In many ways a truly casual relationship is more like a series of experiences that are the equivalent of a good first date. Many people enjoy keeping things fresh and new with all of the excitement that comes from first getting to know another person and because of this the best date advice is often just to follow your instincts.
However casual you hope to keep a relationship it is always vital that you remember to be safe about how you date. Those who like to live a little wildly need to keep in mind the very real risks that come with becoming intimate with strangers.
Another problem to watch out for when trying to keep things casual is the risk of becoming attached. When in a relationship with no expectations it can be difficult not to find yourself becoming emotionally involved without making the decision to do so. If such an event occurs you may not be able to depend upon the other person feeling the same way, but you may learn that you have reached a stage where you need to begin looking for something more meaningful.
Committed Relationships:
Starting a new relationship with a long-term goal in mind can be a bit scary, especially if you quickly find yourself attracted to the person. Those who experience something that feels like the perfect date may be tempted to get physically close immediately, being swept up in the moment.
For this reason it is usually a good idea to make a decision about how far you’re willing to take the physical side prior to going out. Not that being swept up in a passionate moment isn’t nice, but you need to be able to be happy about your actions the next day too and for many this is not the case.
There are special couples who really may actually find love the very first time they meet, but it a rare thing and should not be treated frivolously if you hope to form real bonds. Setting some limits for yourself before you can get carried away by your hormones may help you on many levels of your relationship, which in the end may allow you to have successes that were unreachable before:
- Building Passion: Taking the physical process slowly often creates a feeling of mystery, longing and desire in new couples. By savoring your passion you may have a chance to ease into something far more amazing that a casual fling.

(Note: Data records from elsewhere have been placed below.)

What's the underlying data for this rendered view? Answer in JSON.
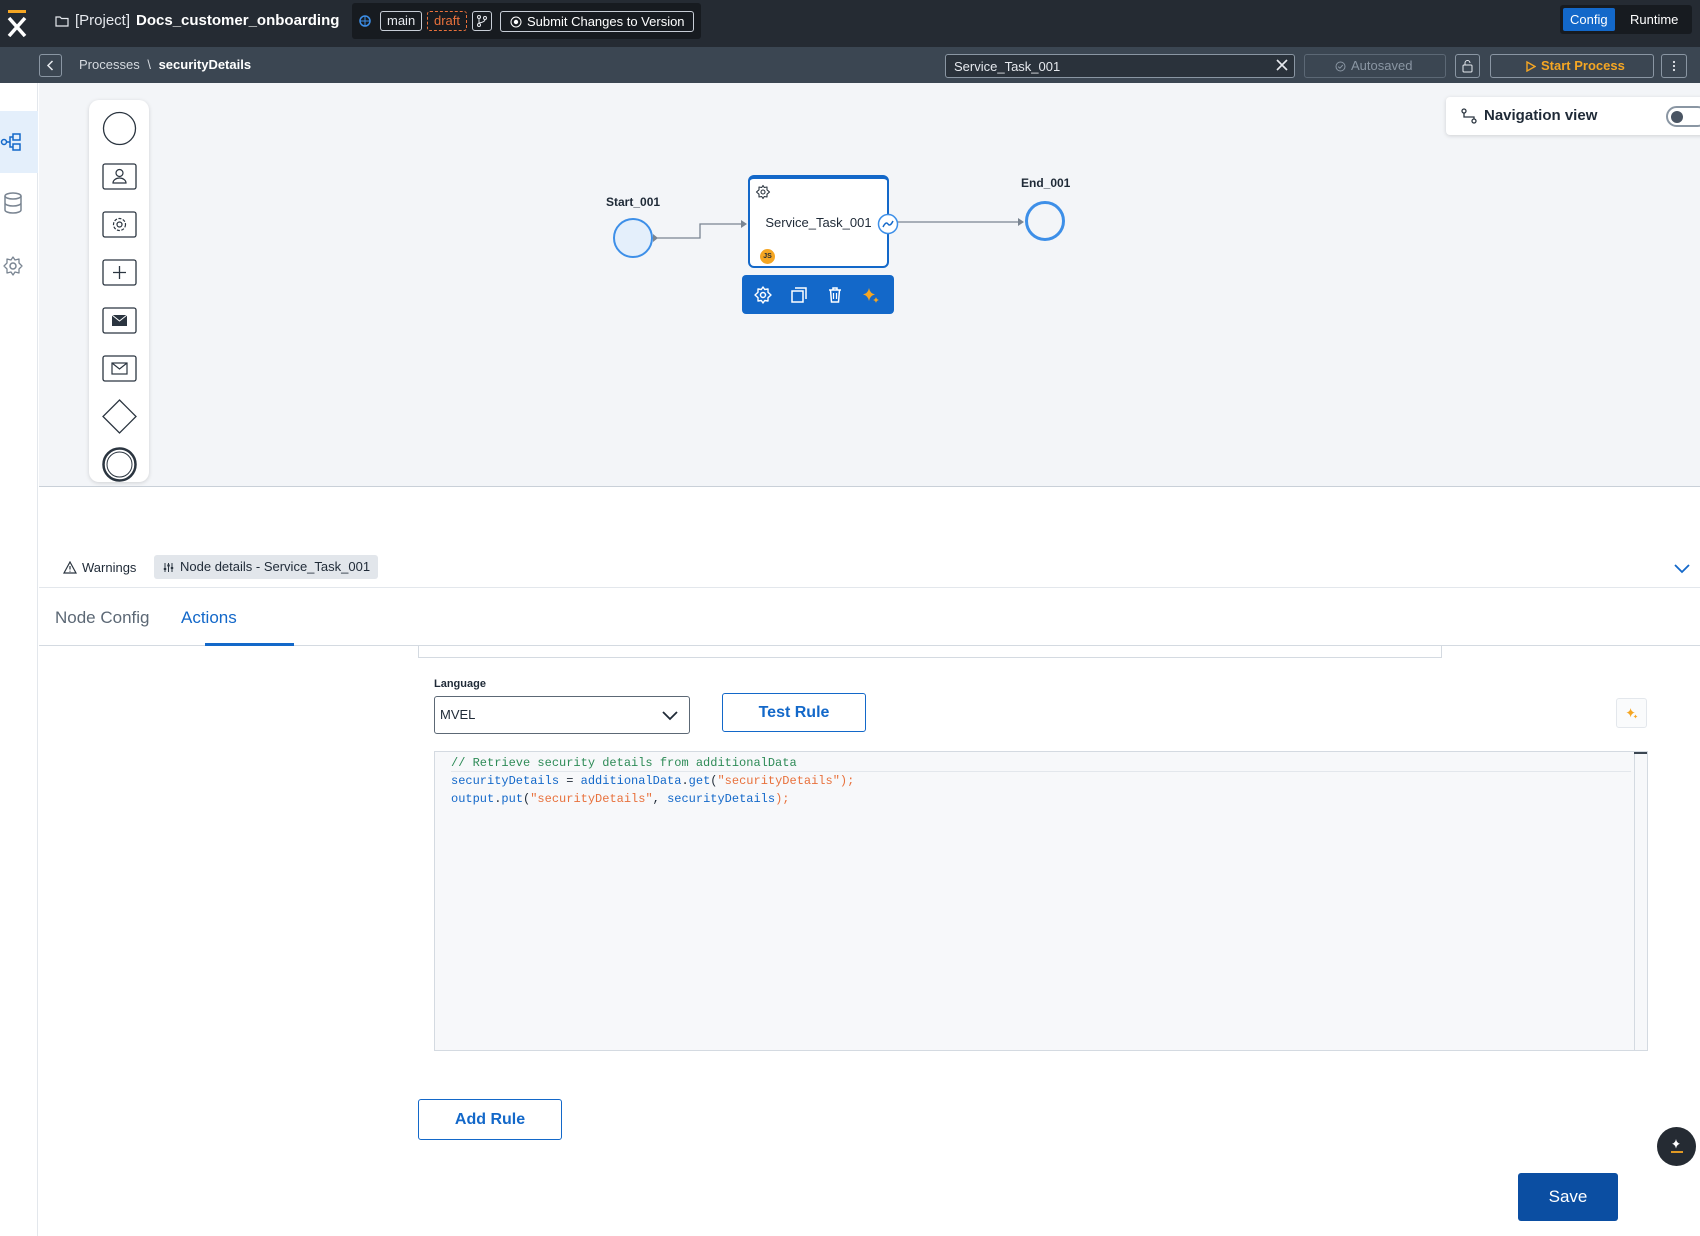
{
  "topbar": {
    "project_prefix": "[Project]",
    "project_name": "Docs_customer_onboarding",
    "branch": "main",
    "status": "draft",
    "submit_label": "Submit Changes to Version",
    "mode_config": "Config",
    "mode_runtime": "Runtime"
  },
  "subbar": {
    "crumb_root": "Processes",
    "crumb_sep": "\\",
    "crumb_current": "securityDetails",
    "search_value": "Service_Task_001",
    "autosave": "Autosaved",
    "start_label": "Start Process"
  },
  "canvas": {
    "navigation_view_label": "Navigation view",
    "navigation_view_on": false,
    "start_node": "Start_001",
    "task_node": "Service_Task_001",
    "end_node": "End_001",
    "task_badge": "JS"
  },
  "panel": {
    "warnings_label": "Warnings",
    "node_details_label": "Node details - Service_Task_001",
    "tabs": [
      {
        "label": "Node Config",
        "active": false
      },
      {
        "label": "Actions",
        "active": true
      }
    ],
    "language_label": "Language",
    "language_value": "MVEL",
    "test_rule_label": "Test Rule",
    "code": {
      "line1": "// Retrieve security details from additionalData",
      "line2_a": "securityDetails",
      "line2_b": " = ",
      "line2_c": "additionalData",
      "line2_d": ".",
      "line2_e": "get",
      "line2_f": "(",
      "line2_g": "\"securityDetails\"",
      "line2_h": ");",
      "line3_a": "output",
      "line3_b": ".",
      "line3_c": "put",
      "line3_d": "(",
      "line3_e": "\"securityDetails\"",
      "line3_f": ", ",
      "line3_g": "securityDetails",
      "line3_h": ");"
    },
    "add_rule_label": "Add Rule",
    "save_label": "Save"
  },
  "colors": {
    "accent": "#1368c9",
    "topbar": "#252b33",
    "draft": "#e8713c",
    "start_process": "#f5a623"
  }
}
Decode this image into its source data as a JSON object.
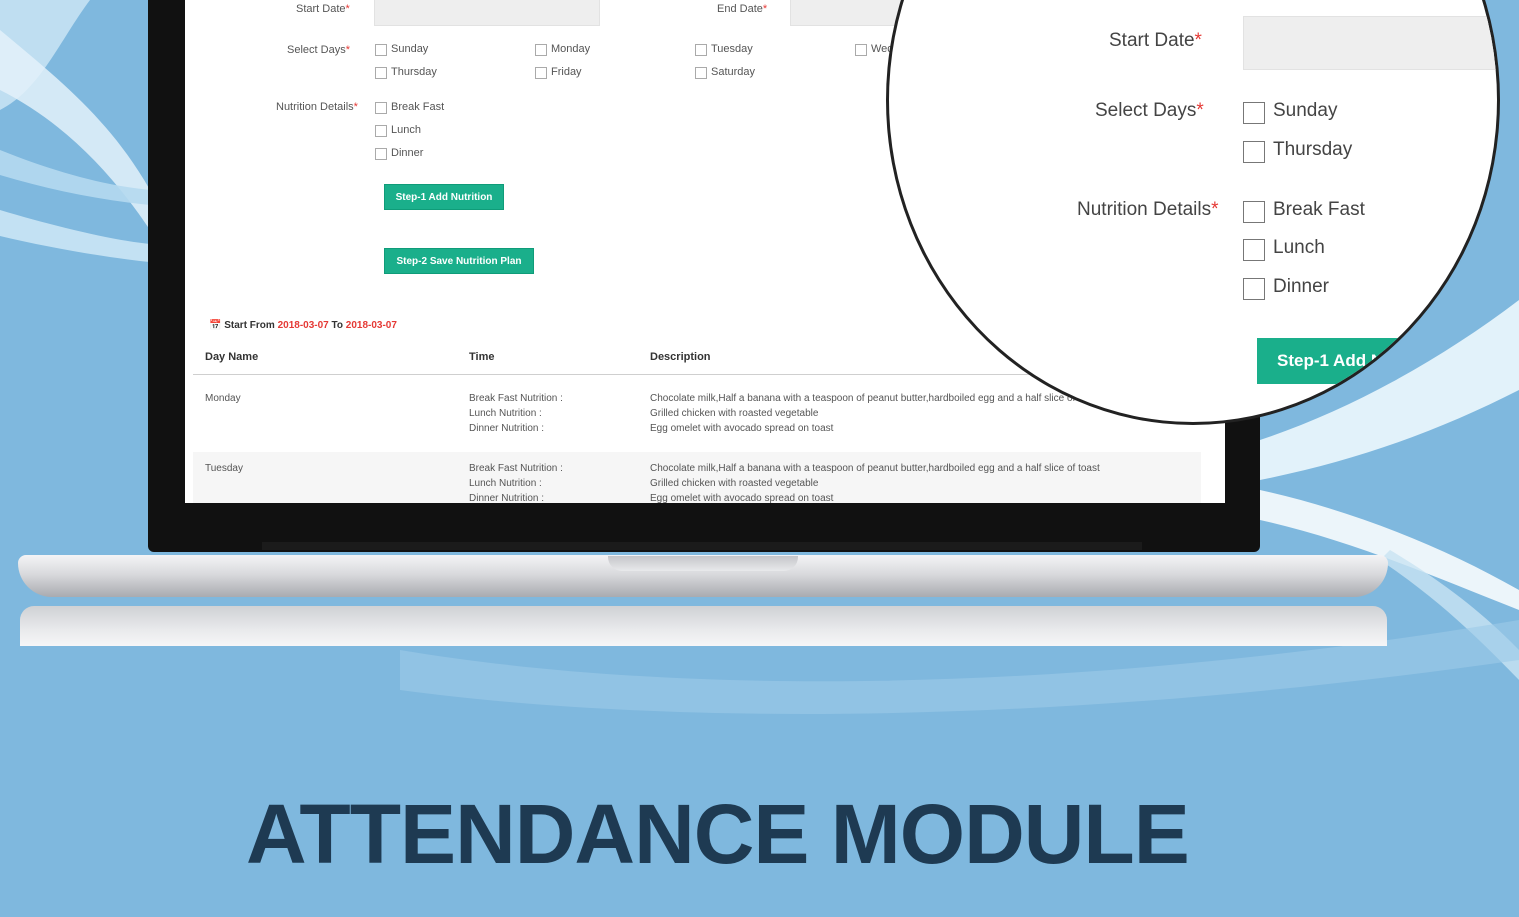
{
  "colors": {
    "background": "#7fb8de",
    "accent": "#1aaf8b",
    "required": "#e53935",
    "title": "#1e3a52"
  },
  "form": {
    "start_date_label": "Start Date",
    "end_date_label": "End Date",
    "required_mark": "*",
    "select_days_label": "Select Days",
    "days": [
      "Sunday",
      "Monday",
      "Tuesday",
      "Wednesday",
      "Thursday",
      "Friday",
      "Saturday"
    ],
    "nutrition_details_label": "Nutrition Details",
    "meals": [
      "Break Fast",
      "Lunch",
      "Dinner"
    ],
    "step1_button": "Step-1 Add Nutrition",
    "step2_button": "Step-2 Save Nutrition Plan"
  },
  "plan": {
    "range_prefix": "Start From",
    "start": "2018-03-07",
    "range_mid": "To",
    "end": "2018-03-07",
    "icon": "calendar-icon",
    "columns": [
      "Day Name",
      "Time",
      "Description"
    ],
    "rows": [
      {
        "day": "Monday",
        "times": [
          "Break Fast Nutrition :",
          "Lunch Nutrition :",
          "Dinner Nutrition :"
        ],
        "descriptions": [
          "Chocolate milk,Half a banana with a teaspoon of peanut butter,hardboiled egg and a half slice of toast",
          "Grilled chicken with roasted vegetable",
          "Egg omelet with avocado spread on toast"
        ]
      },
      {
        "day": "Tuesday",
        "times": [
          "Break Fast Nutrition :",
          "Lunch Nutrition :",
          "Dinner Nutrition :"
        ],
        "descriptions": [
          "Chocolate milk,Half a banana with a teaspoon of peanut butter,hardboiled egg and a half slice of toast",
          "Grilled chicken with roasted vegetable",
          "Egg omelet with avocado spread on toast"
        ]
      }
    ]
  },
  "magnifier": {
    "start_date_label": "Start Date",
    "select_days_label": "Select Days",
    "days": [
      "Sunday",
      "Thursday"
    ],
    "nutrition_details_label": "Nutrition Details",
    "meals": [
      "Break Fast",
      "Lunch",
      "Dinner"
    ],
    "button": "Step-1 Add N"
  },
  "heading": "ATTENDANCE MODULE"
}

- Improving Experience: Connecting through emotional intimacy as well as physical can make physical experience a great deal more satisfying, for both women and men. By giving yourselves time to let your emotional connections strengthen you increase the chances of the physical experience with your lover feeling more complete and beyond comparison.
- Longevity: Building up to a physical relationship rather than plunging in too soon may also allow you to have a better relationship in the long run. By extending the “honeymoon” stage you may enjoy a far more expansive phase of physical enjoyment with your partner that is built upon a foundation of emotional closeness. This may help provide a better recipe for keeping your sex life close and exciting far longer than the run of a normal casual affair.
Now only you can know for sure if you feel it is the right time for you to become physically intimate with another person. In the end you need to trust your own mind, morals and judgment so that whatever your decision is, you feel comfortable with it.
Try to keep in mind that if you are seriously conflicted, this may indicate you are not yet ready to enter the next phase and having to sacrifice one decision to appease another shouldn’t be necessary if the relationship and the choices are right for you.